即決裁判手続

菊池 博愛 (弁護士)

 今年の10月から刑事手続きにおいて,被疑者国選制度と即決裁判手続きという新しい2つの手続きが導入されます。

 私は現在横浜弁護士会の刑事弁護センター運営委員会に所属していますが,その関係で8月28日に日弁連で行われる刑事弁護の研修の準備に携わっています。 担当しているのは即決裁判手続きの部分ですがこの手続きについては研修の準備をしている中でいろいろな問題点があることが分かりました。

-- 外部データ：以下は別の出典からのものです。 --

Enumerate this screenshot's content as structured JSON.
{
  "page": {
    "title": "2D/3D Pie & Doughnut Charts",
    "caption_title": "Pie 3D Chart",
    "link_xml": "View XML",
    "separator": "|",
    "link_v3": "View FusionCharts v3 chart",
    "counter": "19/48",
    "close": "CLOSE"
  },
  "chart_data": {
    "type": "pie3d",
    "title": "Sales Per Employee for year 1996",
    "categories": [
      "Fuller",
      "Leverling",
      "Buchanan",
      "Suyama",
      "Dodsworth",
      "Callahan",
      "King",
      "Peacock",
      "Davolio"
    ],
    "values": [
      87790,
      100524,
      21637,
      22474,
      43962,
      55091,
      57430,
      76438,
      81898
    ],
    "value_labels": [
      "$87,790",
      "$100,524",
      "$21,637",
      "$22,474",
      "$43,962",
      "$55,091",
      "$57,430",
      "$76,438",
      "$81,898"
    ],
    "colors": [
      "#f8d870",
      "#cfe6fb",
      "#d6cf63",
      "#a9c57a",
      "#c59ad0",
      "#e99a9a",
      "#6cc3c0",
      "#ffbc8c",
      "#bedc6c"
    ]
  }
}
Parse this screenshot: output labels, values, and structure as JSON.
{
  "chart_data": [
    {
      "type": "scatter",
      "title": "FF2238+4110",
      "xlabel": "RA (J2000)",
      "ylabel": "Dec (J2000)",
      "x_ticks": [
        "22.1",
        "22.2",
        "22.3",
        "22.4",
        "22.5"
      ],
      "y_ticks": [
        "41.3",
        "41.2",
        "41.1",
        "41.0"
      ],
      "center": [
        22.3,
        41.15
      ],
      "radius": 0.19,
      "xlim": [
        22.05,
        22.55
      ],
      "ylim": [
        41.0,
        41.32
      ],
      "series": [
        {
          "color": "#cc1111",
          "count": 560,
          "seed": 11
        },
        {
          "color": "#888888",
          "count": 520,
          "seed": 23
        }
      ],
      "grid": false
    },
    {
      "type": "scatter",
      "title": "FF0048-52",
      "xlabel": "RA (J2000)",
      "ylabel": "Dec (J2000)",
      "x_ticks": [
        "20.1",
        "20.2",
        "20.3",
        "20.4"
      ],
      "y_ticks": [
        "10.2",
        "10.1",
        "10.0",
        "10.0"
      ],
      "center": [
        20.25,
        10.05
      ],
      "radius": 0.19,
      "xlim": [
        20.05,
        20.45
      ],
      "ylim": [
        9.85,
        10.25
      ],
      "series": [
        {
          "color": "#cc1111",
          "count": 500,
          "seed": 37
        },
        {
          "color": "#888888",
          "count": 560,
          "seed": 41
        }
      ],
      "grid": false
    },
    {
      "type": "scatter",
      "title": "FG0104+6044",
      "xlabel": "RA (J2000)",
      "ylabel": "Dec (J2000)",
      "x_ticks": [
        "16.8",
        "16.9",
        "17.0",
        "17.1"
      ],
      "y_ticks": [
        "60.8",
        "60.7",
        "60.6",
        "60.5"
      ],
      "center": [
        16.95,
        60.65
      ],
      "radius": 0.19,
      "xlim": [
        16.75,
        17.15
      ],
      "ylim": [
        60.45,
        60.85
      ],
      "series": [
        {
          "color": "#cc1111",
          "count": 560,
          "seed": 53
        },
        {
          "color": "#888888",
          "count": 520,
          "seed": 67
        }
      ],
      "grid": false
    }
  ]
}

 即決裁判手続きとは,軽微な事件を前提に被告人が起訴事実を認め,即決裁判手続きに付されることに同意していることを条件として,原則1回の公判で判決まで行われるという制度です。 大きな特徴としては裁判所は判決で懲役又は禁錮の言い渡しをする場合には執行猶予を付けなければならないことがあげられます。 つまり,裁判所は実刑判決を下すことが出来ないのです。

 ここに大きな問題があると思います。

 まず,自白の強制が行われる危険性があるということです。 現在でも被疑者が否認している場合に警察検察が被疑者の身柄を拘束した上で「お前が自分の犯行だと認めればすぐに釈放してやる。」などと言って自白の強制をすることがあると言われていますが,即決裁判手続きでも同じことが行われるのではないかと思うのです。 即決裁判は被告人にあらかじめ執行猶予を保障する手続きですから「即決裁判にしてやるから。」などと検事に言われてしまったら否認している被疑者はぐらついてしまうのではないでしょうか。 日本の刑事裁判の現状では99%以上の確率で有罪判決が出ます。 被疑者はわずかな無罪判決の確率にかけて否認を続けるよりも,真実は犯罪を犯していないにもかかわらず虚偽の自白をして刑務所に行かないという保障をしてもらう方向に流れてしまうこともあるのではないでしょうか。

 また,即決裁判手続きでは公判そのものが形骸化してしまわないかということも大問題です。 何しろ被告人には執行猶予が保障されているのですから,被害者と示談しなくても,謝罪しなくても,全く反省していなくても刑務所に行くことはありません。 これでは厳粛であるべき裁判がいいかげんなものになってしまわないかと心配するのです。 犯罪を犯した人が反省するのは当然のことで,刑務所に行きたくないから示談するとか反省するというのは筋が違うのかもしれません。 しかし,実際には,判決によっては自分が刑務所に行かされる可能性があるという事実がきっかけとなって被告人が反省するということはあることだと思います。

 まだ始まっていない制度についてあれこれ言うのは適切でないかもしれませんが,即決裁判手続きに対する私の心配が杞憂に終わることを期待しています。